Como a estrutura financeira sustenta decisões maiores que o dia a dia da obra
Uma construtora que enxerga margem, previsto x realizado e necessidade de capital de giro por obra tem uma vantagem que vai além do controle: consegue decidir com mais segurança sobre o próprio crescimento.
Negociar uma linha de crédito, avaliar uma nova obra ou discutir a entrada de um sócio investidor depende de números que expliquem a saúde financeira da empresa, não apenas da obra em andamento.
Isso vale também para quem avalia comprar outra construtora ou vender parte do negócio: sem indicadores consolidados, o próprio dono tem dificuldade em sustentar o valor real da empresa diante de um investidor ou comprador. É por isso que muitas construtoras optam por terceirizar a controladoria financeira antes de entrar nesse tipo de negociação.
A estrutura financeira, nesse sentido, deixa de ser apenas controle e passa a sustentar decisão.
O que isso muda na prática para construtoras e incorporadoras
Acompanhamos de perto construtoras e incorporadoras de médio e grande porte que cresceram em faturamento, mas sentem o caixa apertar a cada nova obra simultânea.
Na Consultoria em Gestão da Alianzo, estruturamos a controladoria financeira dessas empresas: consolidamos o caixa por obra, implantamos indicadores de margem e previsto x realizado, e organizamos a projeção de capital de giro que sustenta decisões de expansão, crédito ou venda.
Crescer com estrutura é diferente de crescer torcendo para o caixa fechar no fim do mês.
Qual é o principal indicador financeiro que uma construtora deve acompanhar?
Não existe um único indicador suficiente. A combinação entre margem por obra, previsto x realizado e necessidade de capital de giro projetada é o que dá visão completa da saúde financeira de cada projeto e do portfólio como um todo.
Por que a Selic afeta o caixa de uma construtora mesmo sem financiamento direto?
A Selic elevada encarece o crédito de toda a cadeia, de fornecedores a compradores financiados, o que reduz o ritmo de repasse de custos e pagamentos ao longo da obra, mesmo quando a construtora não tem financiamento bancário direto.
Fluxo de caixa por obra é suficiente para a gestão financeira de uma construtora de médio porte?
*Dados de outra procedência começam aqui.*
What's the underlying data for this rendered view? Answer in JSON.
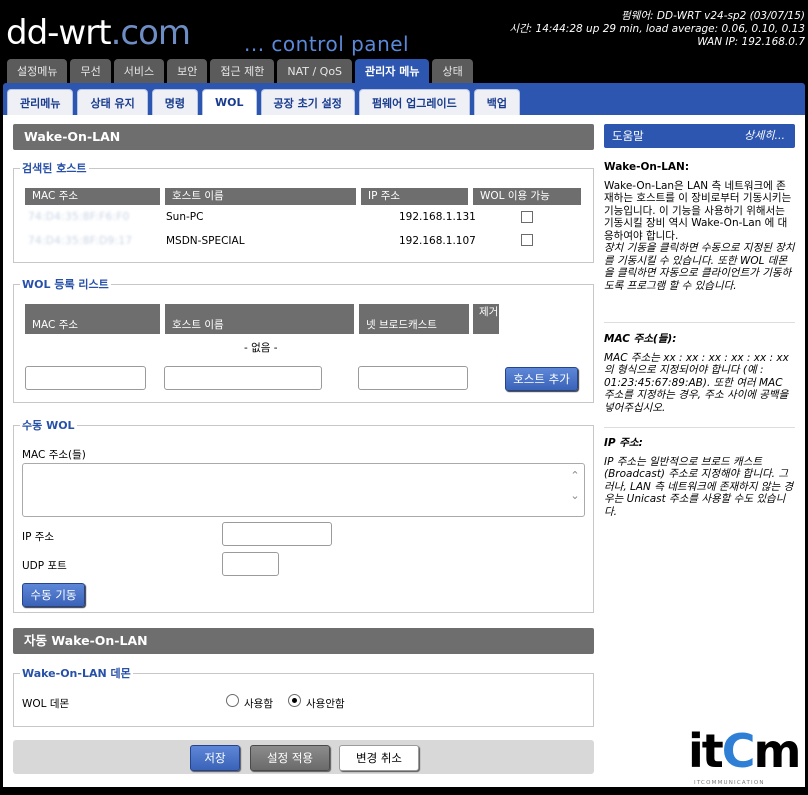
{
  "logo": {
    "main": "dd-wrt",
    "suffix": ".com",
    "subtitle": "... control panel"
  },
  "sysinfo": {
    "firmware": "펌웨어: DD-WRT v24-sp2 (03/07/15)",
    "time": "시간: 14:44:28 up 29 min, load average: 0.06, 0.10, 0.13",
    "wan_ip": "WAN IP: 192.168.0.7"
  },
  "main_tabs": [
    "설정메뉴",
    "무선",
    "서비스",
    "보안",
    "접근 제한",
    "NAT / QoS",
    "관리자 메뉴",
    "상태"
  ],
  "sub_tabs": [
    "관리메뉴",
    "상태 유지",
    "명령",
    "WOL",
    "공장 초기 설정",
    "펌웨어 업그레이드",
    "백업"
  ],
  "wol_title": "Wake-On-LAN",
  "discovered": {
    "legend": "검색된 호스트",
    "headers": [
      "MAC 주소",
      "호스트 이름",
      "IP 주소",
      "WOL 이용 가능"
    ],
    "rows": [
      {
        "mac": "74:D4:35:8F:F6:F0",
        "host": "Sun-PC",
        "ip": "192.168.1.131"
      },
      {
        "mac": "74:D4:35:8F:D9:17",
        "host": "MSDN-SPECIAL",
        "ip": "192.168.1.107"
      }
    ]
  },
  "registered": {
    "legend": "WOL 등록 리스트",
    "headers": [
      "MAC 주소",
      "호스트 이름",
      "넷 브로드캐스트",
      "제거"
    ],
    "empty": "- 없음 -",
    "add_button": "호스트 추가"
  },
  "manual": {
    "legend": "수동 WOL",
    "mac_label": "MAC 주소(들)",
    "ip_label": "IP 주소",
    "udp_label": "UDP 포트",
    "start_button": "수동 기동"
  },
  "auto_title": "자동 Wake-On-LAN",
  "daemon": {
    "legend": "Wake-On-LAN 데몬",
    "label": "WOL 데몬",
    "option_on": "사용함",
    "option_off": "사용안함",
    "selected": "off"
  },
  "buttons": {
    "save": "저장",
    "apply": "설정 적용",
    "cancel": "변경 취소"
  },
  "help": {
    "header": "도움말",
    "more": "상세히...",
    "sections": [
      {
        "title": "Wake-On-LAN:",
        "body": "Wake-On-Lan은 LAN 측 네트워크에 존재하는 호스트를 이 장비로부터 기동시키는 기능입니다. 이 기능을 사용하기 위해서는 기동시킬 장비 역시 Wake-On-Lan 에 대응하여야 합니다.",
        "body_italic": "장치 기동을 클릭하면 수동으로 지정된 장치를 기동시킬 수 있습니다. 또한 WOL 데몬 을 클릭하면 자동으로 클라이언트가 기동하도록 프로그램 할 수 있습니다."
      },
      {
        "title": "MAC 주소(들):",
        "body_italic": "MAC 주소는 xx : xx : xx : xx : xx : xx 의 형식으로 지정되어야 합니다 (예 : 01:23:45:67:89:AB). 또한 여러 MAC 주소를 지정하는 경우, 주소 사이에 공백을 넣어주십시오."
      },
      {
        "title": "IP 주소:",
        "body_italic": "IP 주소는 일반적으로 브로드 캐스트 (Broadcast) 주소로 지정해야 합니다. 그러나, LAN 측 네트워크에 존재하지 않는 경우는 Unicast 주소를 사용할 수도 있습니다."
      }
    ]
  },
  "watermark": {
    "text_a": "it",
    "text_b": "C",
    "text_c": "m",
    "sub": "ITCOMMUNICATION"
  },
  "colors": {
    "accent": "#2d56b0",
    "section_bar": "#6e6e6e",
    "header_bg": "#000000"
  }
}
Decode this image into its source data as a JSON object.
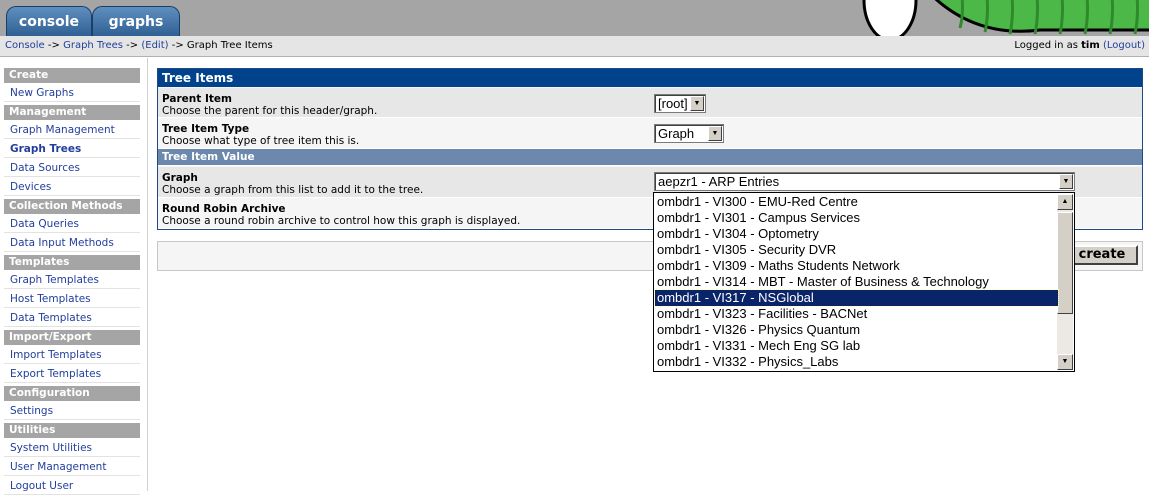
{
  "tabs": {
    "console": "console",
    "graphs": "graphs"
  },
  "breadcrumb": {
    "items": [
      "Console",
      "Graph Trees",
      "(Edit)",
      "Graph Tree Items"
    ],
    "separator": "->"
  },
  "login": {
    "prefix": "Logged in as",
    "user": "tim",
    "logout": "(Logout)"
  },
  "sidebar": [
    {
      "type": "header",
      "label": "Create"
    },
    {
      "type": "link",
      "label": "New Graphs"
    },
    {
      "type": "header",
      "label": "Management"
    },
    {
      "type": "link",
      "label": "Graph Management"
    },
    {
      "type": "link",
      "label": "Graph Trees",
      "active": true
    },
    {
      "type": "link",
      "label": "Data Sources"
    },
    {
      "type": "link",
      "label": "Devices"
    },
    {
      "type": "header",
      "label": "Collection Methods"
    },
    {
      "type": "link",
      "label": "Data Queries"
    },
    {
      "type": "link",
      "label": "Data Input Methods"
    },
    {
      "type": "header",
      "label": "Templates"
    },
    {
      "type": "link",
      "label": "Graph Templates"
    },
    {
      "type": "link",
      "label": "Host Templates"
    },
    {
      "type": "link",
      "label": "Data Templates"
    },
    {
      "type": "header",
      "label": "Import/Export"
    },
    {
      "type": "link",
      "label": "Import Templates"
    },
    {
      "type": "link",
      "label": "Export Templates"
    },
    {
      "type": "header",
      "label": "Configuration"
    },
    {
      "type": "link",
      "label": "Settings"
    },
    {
      "type": "header",
      "label": "Utilities"
    },
    {
      "type": "link",
      "label": "System Utilities"
    },
    {
      "type": "link",
      "label": "User Management"
    },
    {
      "type": "link",
      "label": "Logout User"
    }
  ],
  "panel": {
    "title": "Tree Items",
    "parent": {
      "label": "Parent Item",
      "desc": "Choose the parent for this header/graph.",
      "value": "[root]"
    },
    "type": {
      "label": "Tree Item Type",
      "desc": "Choose what type of tree item this is.",
      "value": "Graph"
    },
    "value_header": "Tree Item Value",
    "graph": {
      "label": "Graph",
      "desc": "Choose a graph from this list to add it to the tree.",
      "value": "aepzr1 - ARP Entries"
    },
    "rra": {
      "label": "Round Robin Archive",
      "desc": "Choose a round robin archive to control how this graph is displayed."
    }
  },
  "create_button": "create",
  "dropdown": {
    "options": [
      "ombdr1 - VI300 - EMU-Red Centre",
      "ombdr1 - VI301 - Campus Services",
      "ombdr1 - VI304 - Optometry",
      "ombdr1 - VI305 - Security DVR",
      "ombdr1 - VI309 - Maths Students Network",
      "ombdr1 - VI314 - MBT - Master of Business & Technology",
      "ombdr1 - VI317 - NSGlobal",
      "ombdr1 - VI323 - Facilities - BACNet",
      "ombdr1 - VI326 - Physics Quantum",
      "ombdr1 - VI331 - Mech Eng SG lab",
      "ombdr1 - VI332 - Physics_Labs"
    ],
    "highlighted_index": 6
  },
  "colors": {
    "panel_title_bg": "#00438c",
    "section_bg": "#6d88ad",
    "link": "#213e9c",
    "sidebar_header_bg": "#a5a5a5",
    "highlight": "#0a246a"
  }
}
É necessário, mas não suficiente. Uma construtora com várias obras simultâneas também precisa consolidar essas informações em nível de portfólio, para enxergar como as obras competem pelo mesmo caixa da empresa.
Quando faz sentido estruturar uma controladoria financeira dedicada na construtora?
Geralmente quando o número de obras simultâneas cresce e o dono ou um único financeiro deixa de conseguir explicar, em tempo real, quanto a empresa tem disponível em caixa e por quê.
O que é ponto de equilíbrio de uma obra?
É o volume mínimo de receita que aquele projeto específico precisa gerar para cobrir seus custos diretos e indiretos, servindo de referência para decidir se vale renegociar prazos, cortar custos ou seguir como está.